Go to Preferences → View → Key Display Format and select Alphanumeric. Keys will now show as 8A, 9B etc. in the library and on deck displays. You’ll also want to add the Key column to your browser by right-clicking the column headers.
How do Smart Crates work for harmonic mixing in Serato?
Right-click your Crates panel and choose Create Smart Crate. Add a rule: Key → contains → 8A (or whichever key you want). You can stack rules — add BPM range and Genre for a more useful crate. Serato auto-populates it from your library. Build one per key cluster you use regularly and you’ll have a fast selection system for harmonic mixing prep.
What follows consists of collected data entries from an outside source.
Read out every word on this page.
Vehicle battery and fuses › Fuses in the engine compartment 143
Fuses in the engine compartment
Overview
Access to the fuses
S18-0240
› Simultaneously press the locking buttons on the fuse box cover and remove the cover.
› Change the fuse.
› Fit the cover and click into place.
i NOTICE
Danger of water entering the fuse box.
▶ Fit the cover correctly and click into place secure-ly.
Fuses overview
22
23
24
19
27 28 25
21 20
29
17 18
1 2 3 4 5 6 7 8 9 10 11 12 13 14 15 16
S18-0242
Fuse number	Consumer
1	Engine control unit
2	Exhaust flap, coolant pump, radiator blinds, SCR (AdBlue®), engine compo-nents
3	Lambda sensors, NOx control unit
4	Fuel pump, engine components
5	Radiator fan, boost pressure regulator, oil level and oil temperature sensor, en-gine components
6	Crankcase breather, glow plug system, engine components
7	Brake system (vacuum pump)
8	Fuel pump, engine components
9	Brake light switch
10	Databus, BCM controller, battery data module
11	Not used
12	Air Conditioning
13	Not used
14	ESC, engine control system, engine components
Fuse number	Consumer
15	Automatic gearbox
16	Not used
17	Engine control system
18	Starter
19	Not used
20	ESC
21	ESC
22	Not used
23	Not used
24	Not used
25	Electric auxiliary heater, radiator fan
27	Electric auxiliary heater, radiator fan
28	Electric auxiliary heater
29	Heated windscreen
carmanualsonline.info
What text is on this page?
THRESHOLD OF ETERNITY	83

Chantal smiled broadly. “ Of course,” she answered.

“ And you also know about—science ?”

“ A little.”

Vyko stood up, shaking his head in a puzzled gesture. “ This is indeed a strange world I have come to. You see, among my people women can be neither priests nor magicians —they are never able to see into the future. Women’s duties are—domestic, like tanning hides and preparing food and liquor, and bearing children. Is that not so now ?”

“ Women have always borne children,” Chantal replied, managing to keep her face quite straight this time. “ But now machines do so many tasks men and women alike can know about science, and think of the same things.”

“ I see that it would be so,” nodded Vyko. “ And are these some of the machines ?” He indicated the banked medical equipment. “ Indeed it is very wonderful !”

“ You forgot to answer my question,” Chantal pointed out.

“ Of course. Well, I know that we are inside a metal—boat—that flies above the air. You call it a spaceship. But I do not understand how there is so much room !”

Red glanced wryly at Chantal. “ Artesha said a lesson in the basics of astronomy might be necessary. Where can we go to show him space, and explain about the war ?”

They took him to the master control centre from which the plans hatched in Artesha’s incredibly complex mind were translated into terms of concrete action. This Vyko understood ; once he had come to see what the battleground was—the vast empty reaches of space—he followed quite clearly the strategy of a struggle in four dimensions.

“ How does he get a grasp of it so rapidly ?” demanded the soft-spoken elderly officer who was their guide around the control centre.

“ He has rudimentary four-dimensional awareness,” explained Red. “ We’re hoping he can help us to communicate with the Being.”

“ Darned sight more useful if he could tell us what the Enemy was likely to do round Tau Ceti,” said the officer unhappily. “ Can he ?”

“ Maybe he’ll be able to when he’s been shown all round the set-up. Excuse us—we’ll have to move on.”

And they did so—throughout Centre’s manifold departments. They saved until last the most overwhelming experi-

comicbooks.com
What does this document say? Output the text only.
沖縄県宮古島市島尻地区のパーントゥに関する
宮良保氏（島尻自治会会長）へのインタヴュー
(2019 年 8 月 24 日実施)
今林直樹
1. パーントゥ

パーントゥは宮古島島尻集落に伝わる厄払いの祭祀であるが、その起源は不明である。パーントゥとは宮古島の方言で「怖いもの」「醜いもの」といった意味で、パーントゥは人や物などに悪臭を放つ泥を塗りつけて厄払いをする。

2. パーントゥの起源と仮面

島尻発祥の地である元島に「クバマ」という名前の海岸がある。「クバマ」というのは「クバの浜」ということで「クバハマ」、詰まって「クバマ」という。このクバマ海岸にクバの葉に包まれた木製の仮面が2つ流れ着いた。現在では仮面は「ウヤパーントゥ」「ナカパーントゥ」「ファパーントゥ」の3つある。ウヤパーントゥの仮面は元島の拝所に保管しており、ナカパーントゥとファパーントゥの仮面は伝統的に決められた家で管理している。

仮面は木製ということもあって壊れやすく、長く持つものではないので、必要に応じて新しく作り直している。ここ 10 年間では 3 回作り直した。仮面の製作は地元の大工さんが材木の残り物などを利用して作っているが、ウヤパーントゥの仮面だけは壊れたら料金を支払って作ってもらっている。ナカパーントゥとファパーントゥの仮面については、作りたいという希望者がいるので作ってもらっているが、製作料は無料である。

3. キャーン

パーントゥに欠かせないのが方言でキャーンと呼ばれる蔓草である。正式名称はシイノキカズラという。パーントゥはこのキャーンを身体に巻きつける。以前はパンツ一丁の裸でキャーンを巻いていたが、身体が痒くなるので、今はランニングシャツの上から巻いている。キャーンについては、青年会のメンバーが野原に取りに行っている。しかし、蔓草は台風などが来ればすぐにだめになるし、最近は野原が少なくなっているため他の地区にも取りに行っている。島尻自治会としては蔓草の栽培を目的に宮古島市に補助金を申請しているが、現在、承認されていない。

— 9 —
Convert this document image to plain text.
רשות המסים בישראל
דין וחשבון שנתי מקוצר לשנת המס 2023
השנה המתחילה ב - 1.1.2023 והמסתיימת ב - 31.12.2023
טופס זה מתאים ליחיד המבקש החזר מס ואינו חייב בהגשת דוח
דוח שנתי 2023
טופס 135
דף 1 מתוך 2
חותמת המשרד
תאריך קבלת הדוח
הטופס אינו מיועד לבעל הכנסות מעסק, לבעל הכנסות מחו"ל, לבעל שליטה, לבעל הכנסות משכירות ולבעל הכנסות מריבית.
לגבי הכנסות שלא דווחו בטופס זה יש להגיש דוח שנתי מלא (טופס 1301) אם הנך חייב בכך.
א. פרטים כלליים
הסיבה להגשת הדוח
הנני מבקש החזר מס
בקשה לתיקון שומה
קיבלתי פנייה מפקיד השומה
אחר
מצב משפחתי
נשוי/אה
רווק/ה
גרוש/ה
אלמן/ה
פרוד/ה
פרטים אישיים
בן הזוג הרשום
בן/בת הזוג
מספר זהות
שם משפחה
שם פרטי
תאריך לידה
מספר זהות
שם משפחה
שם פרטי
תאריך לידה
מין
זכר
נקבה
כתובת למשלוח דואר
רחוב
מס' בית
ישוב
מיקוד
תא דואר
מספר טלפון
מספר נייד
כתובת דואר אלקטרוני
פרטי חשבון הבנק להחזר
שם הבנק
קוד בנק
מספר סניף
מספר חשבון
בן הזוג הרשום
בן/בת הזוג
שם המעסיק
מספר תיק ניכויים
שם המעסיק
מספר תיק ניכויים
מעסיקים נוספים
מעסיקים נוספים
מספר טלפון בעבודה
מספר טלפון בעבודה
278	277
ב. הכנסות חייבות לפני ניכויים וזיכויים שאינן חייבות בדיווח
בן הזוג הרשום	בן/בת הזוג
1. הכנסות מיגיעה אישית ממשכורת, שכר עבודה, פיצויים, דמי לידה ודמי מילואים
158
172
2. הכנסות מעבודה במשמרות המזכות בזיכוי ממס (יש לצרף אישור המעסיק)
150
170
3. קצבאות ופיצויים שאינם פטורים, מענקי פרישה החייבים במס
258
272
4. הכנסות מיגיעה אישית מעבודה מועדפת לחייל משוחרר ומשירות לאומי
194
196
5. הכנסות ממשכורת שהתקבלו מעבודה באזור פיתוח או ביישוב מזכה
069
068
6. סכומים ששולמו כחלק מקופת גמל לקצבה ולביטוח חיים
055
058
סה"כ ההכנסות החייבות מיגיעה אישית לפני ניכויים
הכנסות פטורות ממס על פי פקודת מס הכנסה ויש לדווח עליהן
What is Traffic Light in rekordbox?
Traffic Light is rekordbox’s live key compatibility display. When enabled (Preferences → View → Related Tracks → Key), it highlights tracks in your browser relative to whatever’s loaded on your master deck. Compatible tracks show green, others show white. It updates live as you load new tracks, making it the most useful built-in harmonic mixing tool in any DJ platform.
Is Mixed In Key worth buying if my DJ software already detects keys?
Depends on how much key accuracy matters to your music. Independent tests show built-in analyzers disagree with Mixed In Key on a meaningful number of tracks. For most electronic music the built-in tools are fine. If you play a lot of melodic, jazz-influenced, or complex harmonic material and care about accuracy, the ~£49 one-off cost is reasonable. OpenKeyScan is a free alternative at similar accuracy levels.
Why does Traktor use different key notation?
Traktor uses Open Key notation (1m, 1d etc.) rather than Camelot by default. They’re mathematically identical — every Camelot code maps 1:1 to an Open Key code. 8A = 8m, 8B = 8d. Once you’ve memorised the conversion it’s not a problem, but keep a conversion chart nearby until it’s second nature.
What is the ±6% key lock guideline?
Key lock uses time-stretching to keep pitch stable when you change tempo. Within roughly ±6% of the original BPM, the artefacts from time-stretching are mostly inaudible. Beyond that, you may start to hear a slight robotic or watery quality — most noticeable on vocals and sustained notes on a loud sound system. It’s a guideline rather than a hard rule, and quality varies by platform, but it’s a useful boundary to be aware of.